Frage: Für den DFB und den Frauenfußball hierzulande wäre die Ausrichtung ein weiterer Meilenstein...

Ratzeburg: Wir haben in diesem Jahr soviele Meilensteine, damit können wir ja einen richtigen Erfolgsweg pflastern: Da war das Jubiläum 25 Jahre Frauen-Nationalmannschaft, der EM-Titel unser U 19-Frauen, die Olympia-Qualifikation und natürlich der zweite WM-Titel der DFB-Frauen. Wenn wir jetzt noch den Zuschlag für die WM 2011 in Deutschland bekommen sollten, wäre das schon sensationell für den Frauenfußball hierzulande. Ich bin sicher, die Weltmeisterschaft würde das Topereignis 2011, und schon auf dem Weg dahin würde in den WM-Städten viel passieren.

Frage: Sie waren vor kurzem in China dabei, als die Frauen-Nationalmannschaft ihren WM-Titel ohne Gegentor verteidigt hat.
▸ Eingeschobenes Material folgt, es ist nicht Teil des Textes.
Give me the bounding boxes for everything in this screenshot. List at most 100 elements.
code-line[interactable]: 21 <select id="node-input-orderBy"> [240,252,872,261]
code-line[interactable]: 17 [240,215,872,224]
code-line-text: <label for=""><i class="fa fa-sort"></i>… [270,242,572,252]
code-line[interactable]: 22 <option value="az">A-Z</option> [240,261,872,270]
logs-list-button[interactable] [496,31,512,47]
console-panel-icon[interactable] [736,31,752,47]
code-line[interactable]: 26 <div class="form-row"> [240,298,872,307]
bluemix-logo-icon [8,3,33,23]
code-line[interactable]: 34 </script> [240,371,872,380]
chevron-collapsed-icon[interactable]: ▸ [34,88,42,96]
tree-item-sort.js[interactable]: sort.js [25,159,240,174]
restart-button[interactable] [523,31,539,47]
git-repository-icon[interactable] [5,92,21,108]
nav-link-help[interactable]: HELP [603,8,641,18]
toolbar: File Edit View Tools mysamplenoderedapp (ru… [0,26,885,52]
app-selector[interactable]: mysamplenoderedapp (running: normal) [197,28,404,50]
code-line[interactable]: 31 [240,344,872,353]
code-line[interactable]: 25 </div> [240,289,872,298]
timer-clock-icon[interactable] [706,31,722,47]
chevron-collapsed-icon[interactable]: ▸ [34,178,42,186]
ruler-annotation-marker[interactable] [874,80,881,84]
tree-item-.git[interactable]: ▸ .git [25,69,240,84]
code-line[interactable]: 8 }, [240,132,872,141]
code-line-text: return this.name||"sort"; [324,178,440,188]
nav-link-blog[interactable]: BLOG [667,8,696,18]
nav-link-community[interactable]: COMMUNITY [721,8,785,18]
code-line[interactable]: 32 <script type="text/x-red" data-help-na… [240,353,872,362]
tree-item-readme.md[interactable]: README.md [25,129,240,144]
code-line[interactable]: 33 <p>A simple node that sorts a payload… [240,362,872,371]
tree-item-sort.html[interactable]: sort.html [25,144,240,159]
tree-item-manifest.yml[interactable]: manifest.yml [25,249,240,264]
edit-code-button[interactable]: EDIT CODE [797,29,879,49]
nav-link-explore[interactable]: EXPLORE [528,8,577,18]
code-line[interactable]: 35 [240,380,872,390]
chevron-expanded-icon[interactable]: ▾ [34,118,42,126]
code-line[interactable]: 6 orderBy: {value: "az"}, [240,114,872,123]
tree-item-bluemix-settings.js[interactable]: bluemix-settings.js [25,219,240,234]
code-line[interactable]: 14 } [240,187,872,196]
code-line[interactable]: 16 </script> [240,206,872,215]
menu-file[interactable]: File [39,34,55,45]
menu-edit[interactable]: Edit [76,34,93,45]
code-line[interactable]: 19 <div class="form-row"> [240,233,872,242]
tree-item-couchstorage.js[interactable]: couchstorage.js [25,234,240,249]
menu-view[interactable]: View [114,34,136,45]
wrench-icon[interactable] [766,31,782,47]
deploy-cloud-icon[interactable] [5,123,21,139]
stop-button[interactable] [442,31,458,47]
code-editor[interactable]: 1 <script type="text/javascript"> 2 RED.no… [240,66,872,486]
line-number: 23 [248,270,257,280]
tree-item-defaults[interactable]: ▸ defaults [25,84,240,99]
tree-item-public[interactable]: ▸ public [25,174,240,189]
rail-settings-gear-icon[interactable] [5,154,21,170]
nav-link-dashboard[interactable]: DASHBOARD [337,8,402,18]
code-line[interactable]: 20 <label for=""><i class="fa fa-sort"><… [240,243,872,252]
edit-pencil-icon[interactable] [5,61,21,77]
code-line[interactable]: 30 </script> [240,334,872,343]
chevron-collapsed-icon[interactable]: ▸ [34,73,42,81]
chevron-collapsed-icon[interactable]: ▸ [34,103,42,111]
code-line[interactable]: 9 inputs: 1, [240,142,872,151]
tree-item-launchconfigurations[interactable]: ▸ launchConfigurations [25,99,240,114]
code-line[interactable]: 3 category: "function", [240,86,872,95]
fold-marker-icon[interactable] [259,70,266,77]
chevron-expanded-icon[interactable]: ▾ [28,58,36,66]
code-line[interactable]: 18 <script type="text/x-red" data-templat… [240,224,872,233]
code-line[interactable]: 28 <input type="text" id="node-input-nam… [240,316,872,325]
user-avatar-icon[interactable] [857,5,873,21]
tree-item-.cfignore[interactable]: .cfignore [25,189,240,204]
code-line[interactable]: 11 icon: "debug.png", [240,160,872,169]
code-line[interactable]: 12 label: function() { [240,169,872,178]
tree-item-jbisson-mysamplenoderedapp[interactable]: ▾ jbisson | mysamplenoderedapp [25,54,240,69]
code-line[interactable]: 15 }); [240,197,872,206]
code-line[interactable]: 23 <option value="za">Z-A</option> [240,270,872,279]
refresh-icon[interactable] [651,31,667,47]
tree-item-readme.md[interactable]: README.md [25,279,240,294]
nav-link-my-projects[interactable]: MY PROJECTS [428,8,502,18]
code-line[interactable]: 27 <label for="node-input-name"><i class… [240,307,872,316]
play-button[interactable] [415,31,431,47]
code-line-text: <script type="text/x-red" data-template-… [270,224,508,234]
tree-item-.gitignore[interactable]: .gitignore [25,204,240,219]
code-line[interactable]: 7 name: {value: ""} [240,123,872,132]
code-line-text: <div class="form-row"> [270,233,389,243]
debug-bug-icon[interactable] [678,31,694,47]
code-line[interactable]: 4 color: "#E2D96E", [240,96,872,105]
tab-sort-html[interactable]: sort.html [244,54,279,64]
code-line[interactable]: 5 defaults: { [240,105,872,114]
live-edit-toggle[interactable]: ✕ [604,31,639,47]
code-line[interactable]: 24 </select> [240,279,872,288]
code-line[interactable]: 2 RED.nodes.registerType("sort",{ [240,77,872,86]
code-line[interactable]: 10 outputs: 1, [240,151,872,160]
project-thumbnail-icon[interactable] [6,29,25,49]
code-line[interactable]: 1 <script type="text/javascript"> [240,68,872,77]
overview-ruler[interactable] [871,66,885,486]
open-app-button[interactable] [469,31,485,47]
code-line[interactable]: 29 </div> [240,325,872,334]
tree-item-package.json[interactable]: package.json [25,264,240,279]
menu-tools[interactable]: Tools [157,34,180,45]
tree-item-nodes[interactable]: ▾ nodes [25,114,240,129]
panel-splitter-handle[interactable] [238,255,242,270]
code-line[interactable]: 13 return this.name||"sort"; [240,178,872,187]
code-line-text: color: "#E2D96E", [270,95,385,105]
Haben Sie die Eindrücke aus Fernost, aber auch von dem begeisternden Empfang auf dem Frankfurter Römerberg schon einsortieren und verarbeiten können?

Ratzeburg: Unsere Zeit ist so schnellebig, da hat einen bald der Alltag wieder eingeholt. Als ich aber dieser Tage Zeitungsausschnitte sortiert und WM-Fotos angeschaut habe, war das schon ein tolles, ein intensives Gefühl - fast so wie Weihnachten. Bei und nach der WM jagte ein Höhepunkt den anderen bis zum Empfang am Römer - der war einfach grandios. Es war und ist für uns sicher eine Genugtuung für die Anstrengungen der vergangenen Jahre.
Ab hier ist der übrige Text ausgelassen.